The space complexity is proportional to the window size because we only store the active sliding window.

Test Cases

# Example from problem statement
obj = MovingAverage(3)
assert obj.next(1) == 1.0          # single element
assert obj.next(10) == 5.5         # average of two elements
assert abs(obj.next(3) - 4.6666666667) < 1e-6  # full window
assert obj.next(5) == 6.0          # oldest element removed

# Window size of 1
obj = MovingAverage(1)
assert obj.next(5) == 5.0          # only current value matters
assert obj.next(10) == 10.0        # previous value removed immediately

# Negative values
obj = MovingAverage(2)
assert obj.next(-1) == -1.0
assert obj.next(-5) == -3.0
assert obj.next(3) == -1.0         # window becomes [-5, 3]

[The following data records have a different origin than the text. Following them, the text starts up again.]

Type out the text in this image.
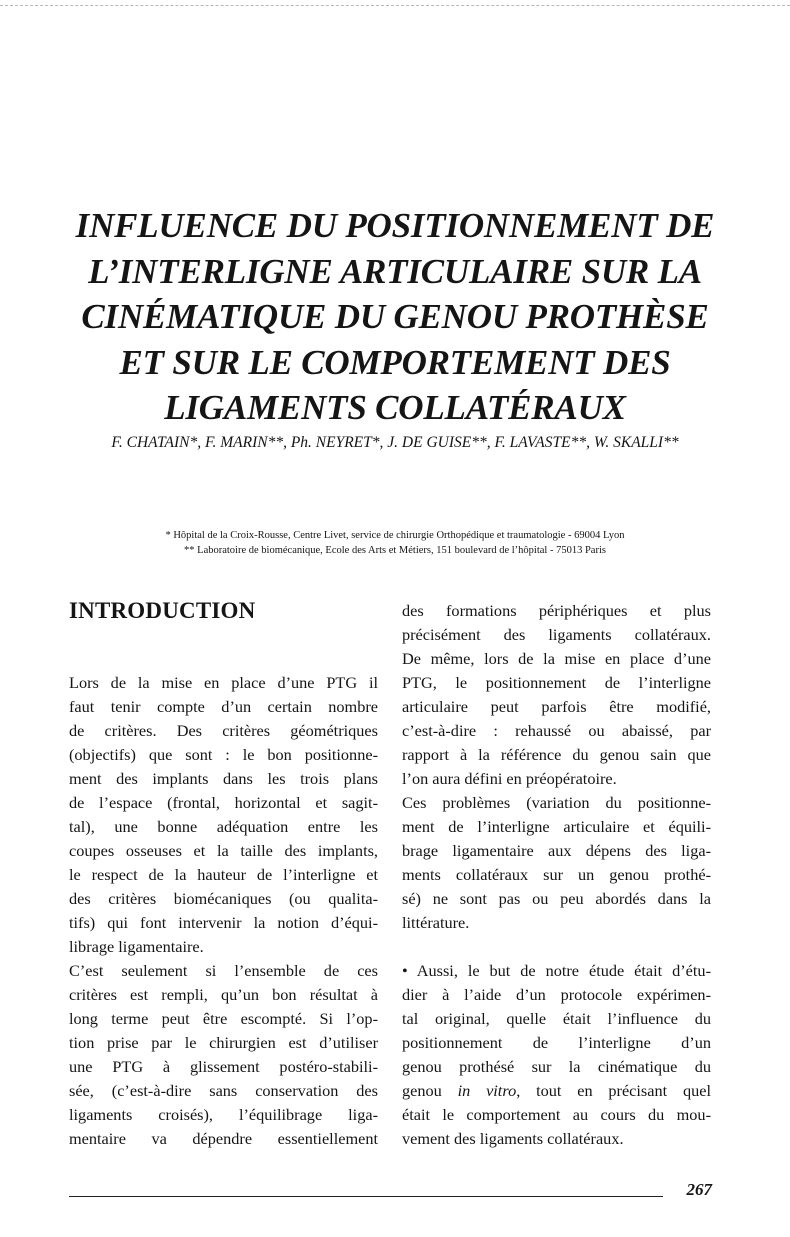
INFLUENCE DU POSITIONNEMENT DE
L’INTERLIGNE ARTICULAIRE SUR LA
CINÉMATIQUE DU GENOU PROTHÈSE
ET SUR LE COMPORTEMENT DES
LIGAMENTS COLLATÉRAUX
F. CHATAIN*, F. MARIN**, Ph. NEYRET*, J. DE GUISE**, F. LAVASTE**, W. SKALLI**
* Hôpital de la Croix-Rousse, Centre Livet, service de chirurgie Orthopédique et traumatologie - 69004 Lyon
** Laboratoire de biomécanique, Ecole des Arts et Métiers, 151 boulevard de l’hôpital - 75013 Paris
INTRODUCTION
Lors de la mise en place d’une PTG il
faut tenir compte d’un certain nombre
de critères. Des critères géométriques
(objectifs) que sont : le bon positionne-
ment des implants dans les trois plans
de l’espace (frontal, horizontal et sagit-
tal), une bonne adéquation entre les
coupes osseuses et la taille des implants,
le respect de la hauteur de l’interligne et
des critères biomécaniques (ou qualita-
tifs) qui font intervenir la notion d’équi-
librage ligamentaire.
C’est seulement si l’ensemble de ces
critères est rempli, qu’un bon résultat à
long terme peut être escompté. Si l’op-
tion prise par le chirurgien est d’utiliser
une PTG à glissement postéro-stabili-
sée, (c’est-à-dire sans conservation des
ligaments croisés), l’équilibrage liga-
mentaire va dépendre essentiellement
des formations périphériques et plus
précisément des ligaments collatéraux.
De même, lors de la mise en place d’une
PTG, le positionnement de l’interligne
articulaire peut parfois être modifié,
c’est-à-dire : rehaussé ou abaissé, par
rapport à la référence du genou sain que
l’on aura défini en préopératoire.
Ces problèmes (variation du positionne-
ment de l’interligne articulaire et équili-
brage ligamentaire aux dépens des liga-
ments collatéraux sur un genou prothé-
sé) ne sont pas ou peu abordés dans la
littérature.
• Aussi, le but de notre étude était d’étu-
dier à l’aide d’un protocole expérimen-
tal original, quelle était l’influence du
positionnement de l’interligne d’un
genou prothésé sur la cinématique du
genou in vitro, tout en précisant quel
était le comportement au cours du mou-
vement des ligaments collatéraux.
267
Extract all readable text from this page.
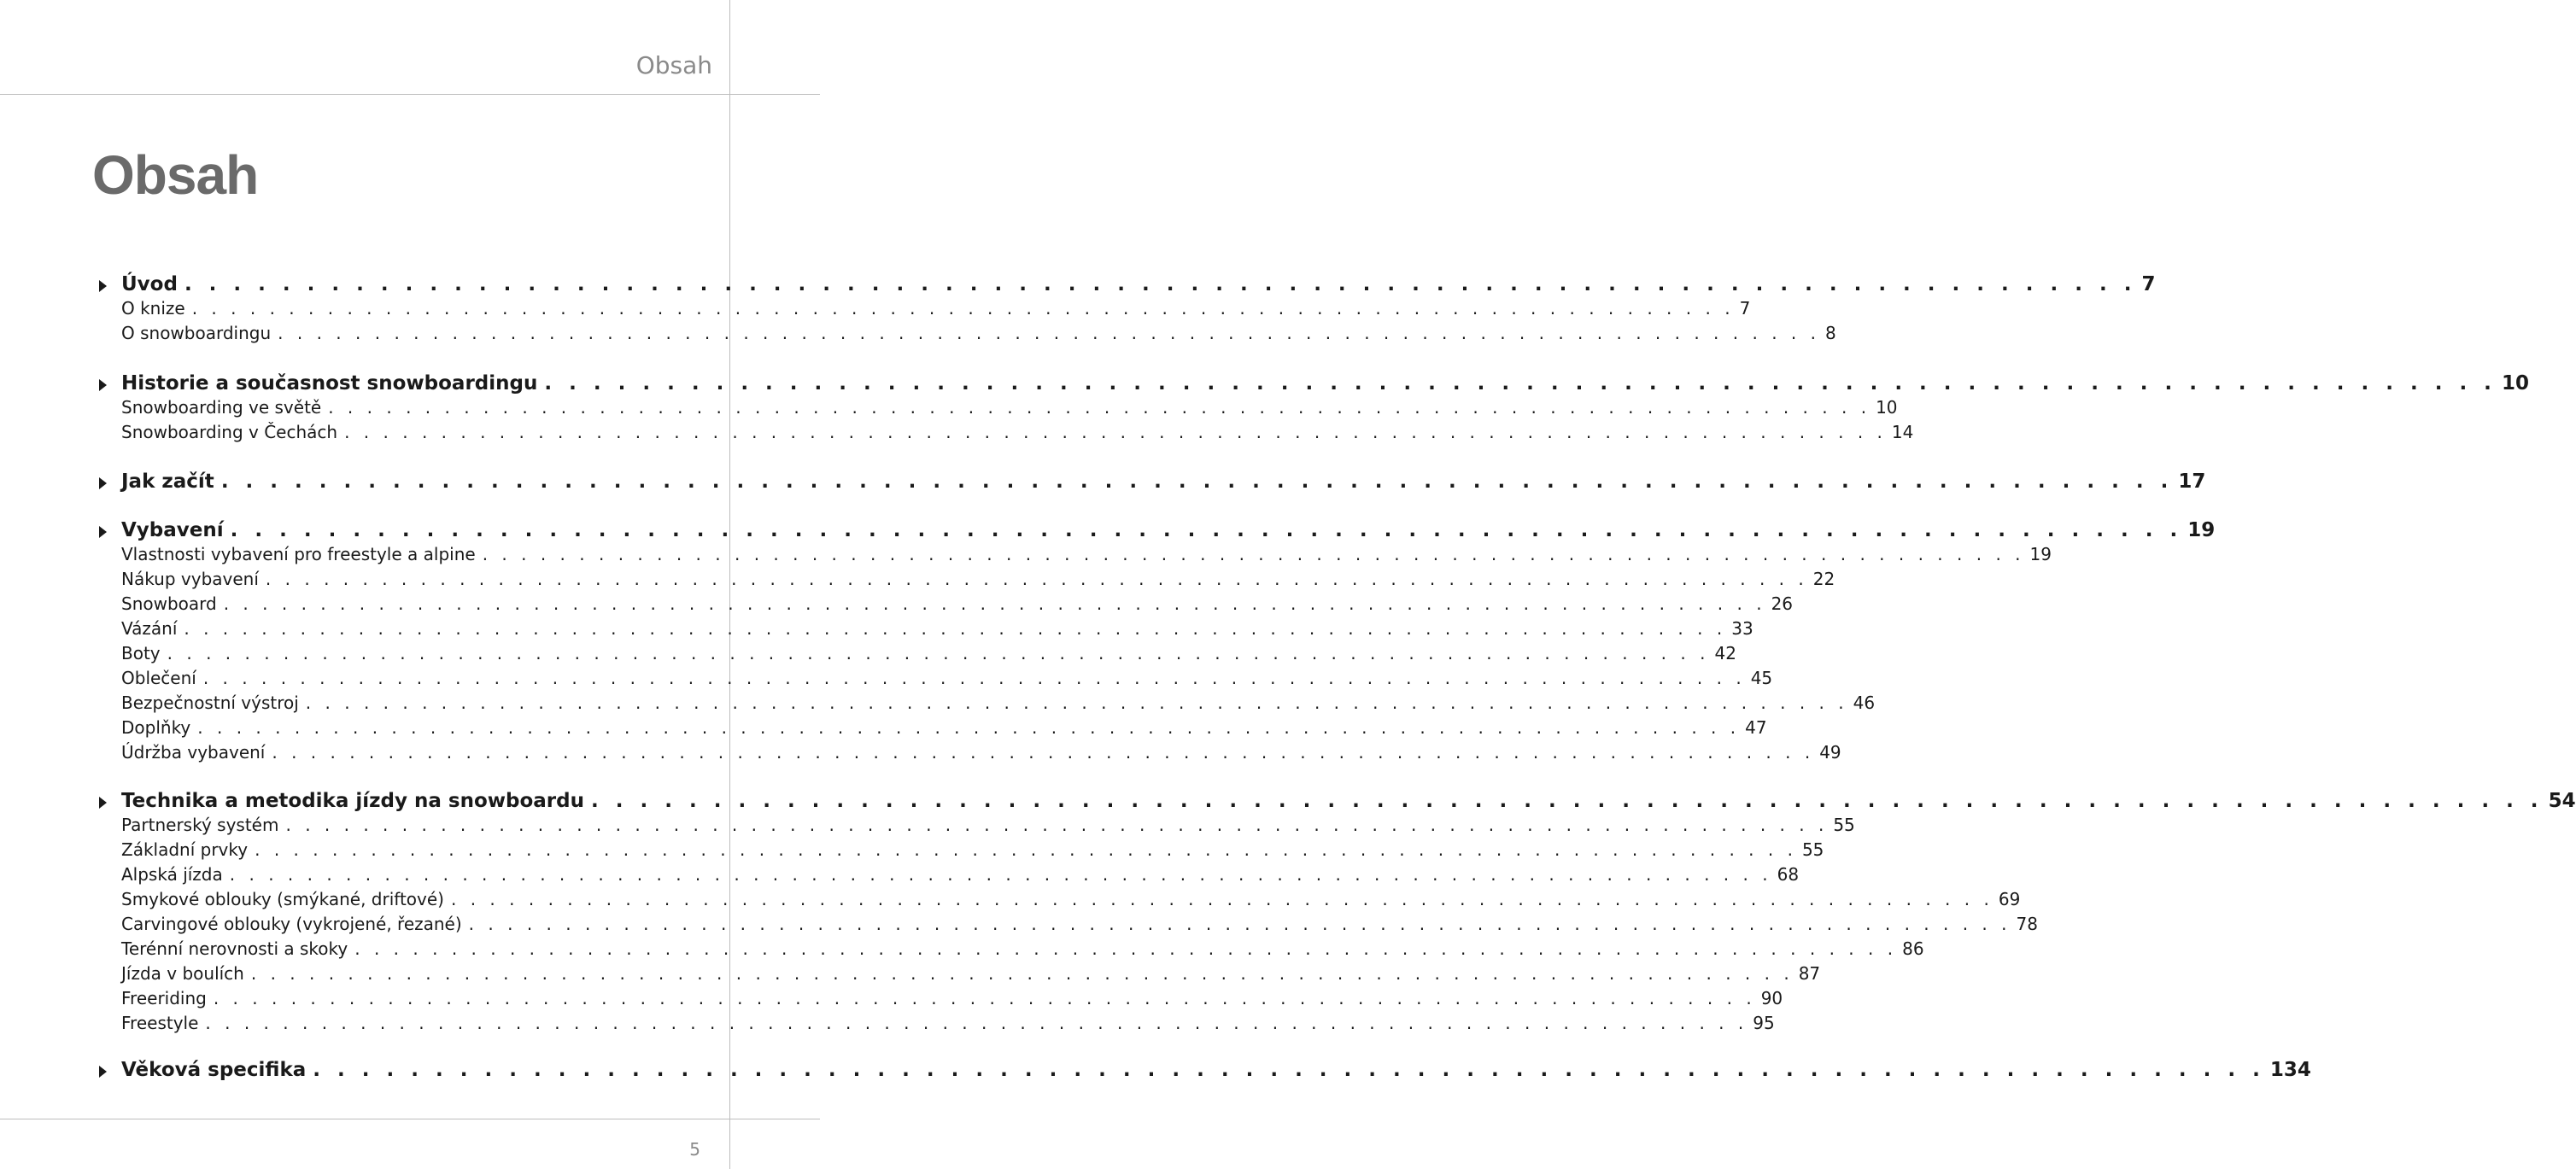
Obsah
Obsah
Úvod . . . . . . . . . . . . . . . . . . . . . . . . . . . . . . . . . . . . . . . . . . . . . . . . . . . . . . . . . . . . . . . . . . . . . . . . . . . . . . . . 7
O knize . . . . . . . . . . . . . . . . . . . . . . . . . . . . . . . . . . . . . . . . . . . . . . . . . . . . . . . . . . . . . . . . . . . . . . . . . . . . . . . . 7
O snowboardingu . . . . . . . . . . . . . . . . . . . . . . . . . . . . . . . . . . . . . . . . . . . . . . . . . . . . . . . . . . . . . . . . . . . . . . . . . . . . . . . . 8
Historie a současnost snowboardingu . . . . . . . . . . . . . . . . . . . . . . . . . . . . . . . . . . . . . . . . . . . . . . . . . . . . . . . . . . . . . . . . . . . . . . . . . . . . . . . . 10
Snowboarding ve světě . . . . . . . . . . . . . . . . . . . . . . . . . . . . . . . . . . . . . . . . . . . . . . . . . . . . . . . . . . . . . . . . . . . . . . . . . . . . . . . . 10
Snowboarding v Čechách . . . . . . . . . . . . . . . . . . . . . . . . . . . . . . . . . . . . . . . . . . . . . . . . . . . . . . . . . . . . . . . . . . . . . . . . . . . . . . . . 14
Jak začít . . . . . . . . . . . . . . . . . . . . . . . . . . . . . . . . . . . . . . . . . . . . . . . . . . . . . . . . . . . . . . . . . . . . . . . . . . . . . . . . 17
Vybavení . . . . . . . . . . . . . . . . . . . . . . . . . . . . . . . . . . . . . . . . . . . . . . . . . . . . . . . . . . . . . . . . . . . . . . . . . . . . . . . . 19
Vlastnosti vybavení pro freestyle a alpine . . . . . . . . . . . . . . . . . . . . . . . . . . . . . . . . . . . . . . . . . . . . . . . . . . . . . . . . . . . . . . . . . . . . . . . . . . . . . . . . 19
Nákup vybavení . . . . . . . . . . . . . . . . . . . . . . . . . . . . . . . . . . . . . . . . . . . . . . . . . . . . . . . . . . . . . . . . . . . . . . . . . . . . . . . . 22
Snowboard . . . . . . . . . . . . . . . . . . . . . . . . . . . . . . . . . . . . . . . . . . . . . . . . . . . . . . . . . . . . . . . . . . . . . . . . . . . . . . . . 26
Vázání . . . . . . . . . . . . . . . . . . . . . . . . . . . . . . . . . . . . . . . . . . . . . . . . . . . . . . . . . . . . . . . . . . . . . . . . . . . . . . . . 33
Boty . . . . . . . . . . . . . . . . . . . . . . . . . . . . . . . . . . . . . . . . . . . . . . . . . . . . . . . . . . . . . . . . . . . . . . . . . . . . . . . . 42
Oblečení . . . . . . . . . . . . . . . . . . . . . . . . . . . . . . . . . . . . . . . . . . . . . . . . . . . . . . . . . . . . . . . . . . . . . . . . . . . . . . . . 45
Bezpečnostní výstroj . . . . . . . . . . . . . . . . . . . . . . . . . . . . . . . . . . . . . . . . . . . . . . . . . . . . . . . . . . . . . . . . . . . . . . . . . . . . . . . . 46
Doplňky . . . . . . . . . . . . . . . . . . . . . . . . . . . . . . . . . . . . . . . . . . . . . . . . . . . . . . . . . . . . . . . . . . . . . . . . . . . . . . . . 47
Údržba vybavení . . . . . . . . . . . . . . . . . . . . . . . . . . . . . . . . . . . . . . . . . . . . . . . . . . . . . . . . . . . . . . . . . . . . . . . . . . . . . . . . 49
Technika a metodika jízdy na snowboardu . . . . . . . . . . . . . . . . . . . . . . . . . . . . . . . . . . . . . . . . . . . . . . . . . . . . . . . . . . . . . . . . . . . . . . . . . . . . . . . . 54
Partnerský systém . . . . . . . . . . . . . . . . . . . . . . . . . . . . . . . . . . . . . . . . . . . . . . . . . . . . . . . . . . . . . . . . . . . . . . . . . . . . . . . . 55
Základní prvky . . . . . . . . . . . . . . . . . . . . . . . . . . . . . . . . . . . . . . . . . . . . . . . . . . . . . . . . . . . . . . . . . . . . . . . . . . . . . . . . 55
Alpská jízda . . . . . . . . . . . . . . . . . . . . . . . . . . . . . . . . . . . . . . . . . . . . . . . . . . . . . . . . . . . . . . . . . . . . . . . . . . . . . . . . 68
Smykové oblouky (smýkané, driftové) . . . . . . . . . . . . . . . . . . . . . . . . . . . . . . . . . . . . . . . . . . . . . . . . . . . . . . . . . . . . . . . . . . . . . . . . . . . . . . . . 69
Carvingové oblouky (vykrojené, řezané) . . . . . . . . . . . . . . . . . . . . . . . . . . . . . . . . . . . . . . . . . . . . . . . . . . . . . . . . . . . . . . . . . . . . . . . . . . . . . . . . 78
Terénní nerovnosti a skoky . . . . . . . . . . . . . . . . . . . . . . . . . . . . . . . . . . . . . . . . . . . . . . . . . . . . . . . . . . . . . . . . . . . . . . . . . . . . . . . . 86
Jízda v boulích . . . . . . . . . . . . . . . . . . . . . . . . . . . . . . . . . . . . . . . . . . . . . . . . . . . . . . . . . . . . . . . . . . . . . . . . . . . . . . . . 87
Freeriding . . . . . . . . . . . . . . . . . . . . . . . . . . . . . . . . . . . . . . . . . . . . . . . . . . . . . . . . . . . . . . . . . . . . . . . . . . . . . . . . 90
Freestyle . . . . . . . . . . . . . . . . . . . . . . . . . . . . . . . . . . . . . . . . . . . . . . . . . . . . . . . . . . . . . . . . . . . . . . . . . . . . . . . . 95
Věková specifika . . . . . . . . . . . . . . . . . . . . . . . . . . . . . . . . . . . . . . . . . . . . . . . . . . . . . . . . . . . . . . . . . . . . . . . . . . . . . . . . 134
5
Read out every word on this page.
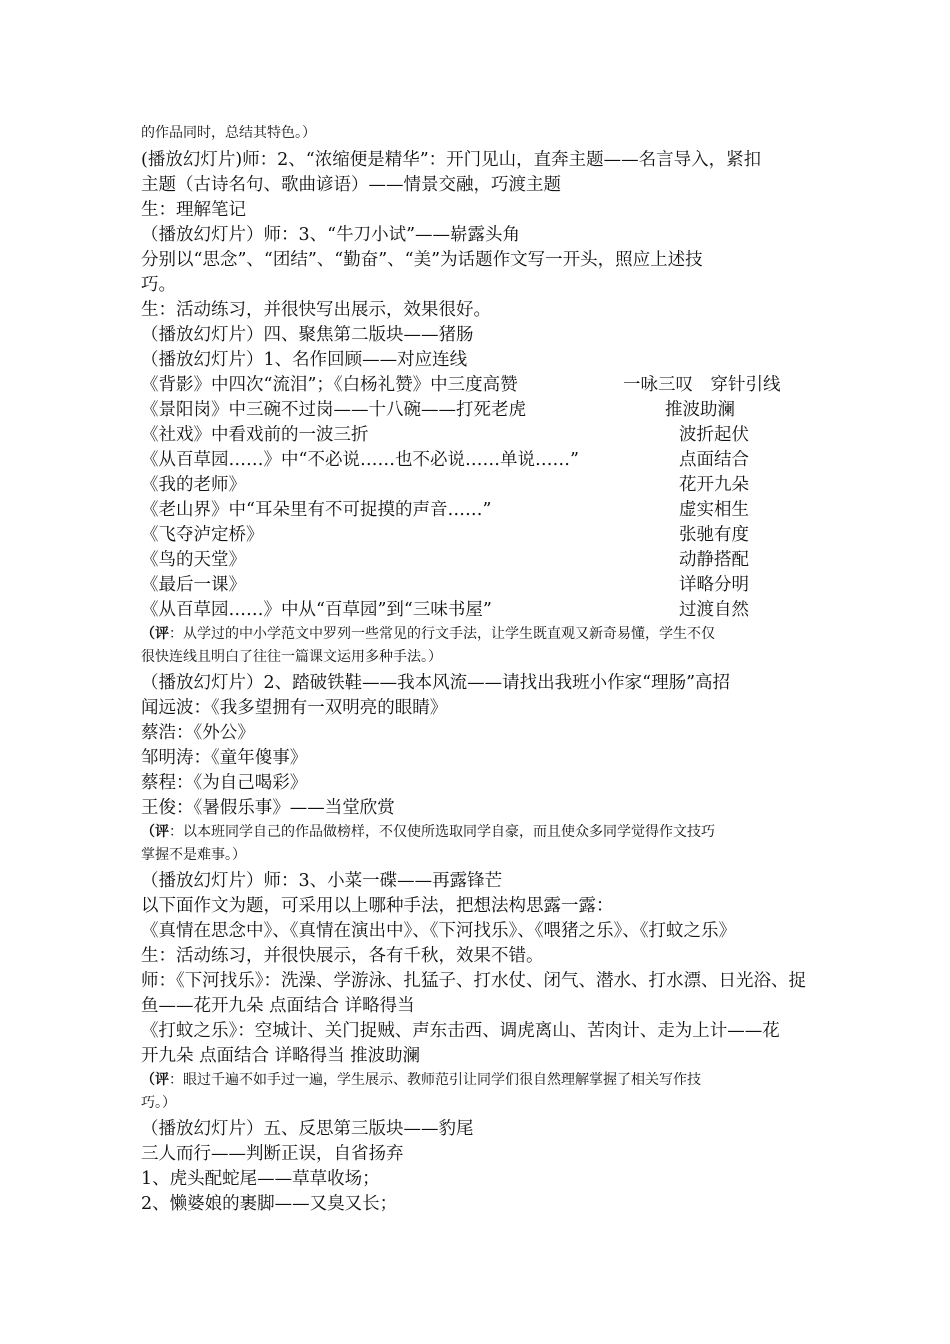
的作品同时，总结其特色。）
(播放幻灯片)师：2、“浓缩便是精华”：开门见山，直奔主题——名言导入，紧扣
主题（古诗名句、歌曲谚语）——情景交融，巧渡主题
生：理解笔记
（播放幻灯片）师：3、“牛刀小试”——崭露头角
分别以“思念”、“团结”、“勤奋”、“美”为话题作文写一开头，照应上述技
巧。
生：活动练习，并很快写出展示，效果很好。
（播放幻灯片）四、聚焦第二版块——猪肠
（播放幻灯片）1、名作回顾——对应连线
《背影》中四次“流泪”；《白杨礼赞》中三度高赞	一咏三叹　穿针引线
《景阳岗》中三碗不过岗——十八碗——打死老虎	推波助澜
《社戏》中看戏前的一波三折	波折起伏
《从百草园……》中“不必说……也不必说……单说……”	点面结合
《我的老师》	花开九朵
《老山界》中“耳朵里有不可捉摸的声音……”	虚实相生
《飞夺泸定桥》	张驰有度
《鸟的天堂》	动静搭配
《最后一课》	详略分明
《从百草园……》中从“百草园”到“三味书屋”	过渡自然
（评：从学过的中小学范文中罗列一些常见的行文手法，让学生既直观又新奇易懂，学生不仅
很快连线且明白了往往一篇课文运用多种手法。）
（播放幻灯片）2、踏破铁鞋——我本风流——请找出我班小作家“理肠”高招
闻远波：《我多望拥有一双明亮的眼睛》
蔡浩：《外公》
邹明涛：《童年傻事》
蔡程：《为自己喝彩》
王俊：《暑假乐事》——当堂欣赏
（评：以本班同学自己的作品做榜样，不仅使所选取同学自豪，而且使众多同学觉得作文技巧
掌握不是难事。）
（播放幻灯片）师：3、小菜一碟——再露锋芒
以下面作文为题，可采用以上哪种手法，把想法构思露一露：
《真情在思念中》、《真情在演出中》、《下河找乐》、《喂猪之乐》、《打蚊之乐》
生：活动练习，并很快展示，各有千秋，效果不错。
师：《下河找乐》：洗澡、学游泳、扎猛子、打水仗、闭气、潜水、打水漂、日光浴、捉
鱼——花开九朵 点面结合 详略得当
《打蚊之乐》：空城计、关门捉贼、声东击西、调虎离山、苦肉计、走为上计——花
开九朵 点面结合 详略得当 推波助澜
（评：眼过千遍不如手过一遍，学生展示、教师范引让同学们很自然理解掌握了相关写作技
巧。）
（播放幻灯片）五、反思第三版块——豹尾
三人而行——判断正误，自省扬弃
1、虎头配蛇尾——草草收场；
2、懒婆娘的裹脚——又臭又长；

# Mixed positive and negative
obj = MovingAverage(3)
assert obj.next(5) == 5.0
assert obj.next(-5) == 0.0
assert obj.next(10) == 10 / 3
assert obj.next(0) == 5 / 3

# Large window not yet full
obj = MovingAverage(5)
assert obj.next(1) == 1.0
assert obj.next(2) == 1.5
assert obj.next(3) == 2.0

# Repeated identical values
obj = MovingAverage(4)
assert obj.next(7) == 7.0
assert obj.next(7) == 7.0
assert obj.next(7) == 7.0
assert obj.next(7) == 7.0
assert obj.next(7) == 7.0
Test Why
Problem statement example Validates normal sliding window behavior
Window size = 1 Ensures immediate eviction works
Negative values Confirms sums and averages handle negatives correctly
Mixed positive and negative Verifies arithmetic correctness
Window not yet full Ensures divisor uses current size
Repeated identical values Checks stable running sum behavior

Edge Cases

Window Size of One

When the window size is 1, every new value immediately replaces the previous one. A buggy implementation might accidentally keep older values or divide by the wrong count.

This implementation handles the case naturally because the queue automatically removes the oldest value whenever the size exceeds 1.

Window Not Yet Full

At the beginning of the stream, the number of inserted elements may be smaller than the maximum window size.

For example:

size = 5
stream = [1, 2]

The average should be:

(1 + 2) / 2

not divided by 5.

The implementation correctly divides by len(window) rather than the fixed window size.

Negative Numbers

Negative values can expose bugs in running-sum logic, especially if removal is handled incorrectly.

For example:

window = [-5, 3]
sum = -2
average = -1

The implementation always updates the running sum consistently during both insertion and removal, so negative numbers work correctly without any special handling.

Continuous Stream Growth

A naive implementation might accidentally store every value ever seen, causing memory growth over time.

This implementation only stores at most size elements in the queue. Old elements are removed immediately once they leave the sliding window, guaranteeing bounded memory usage.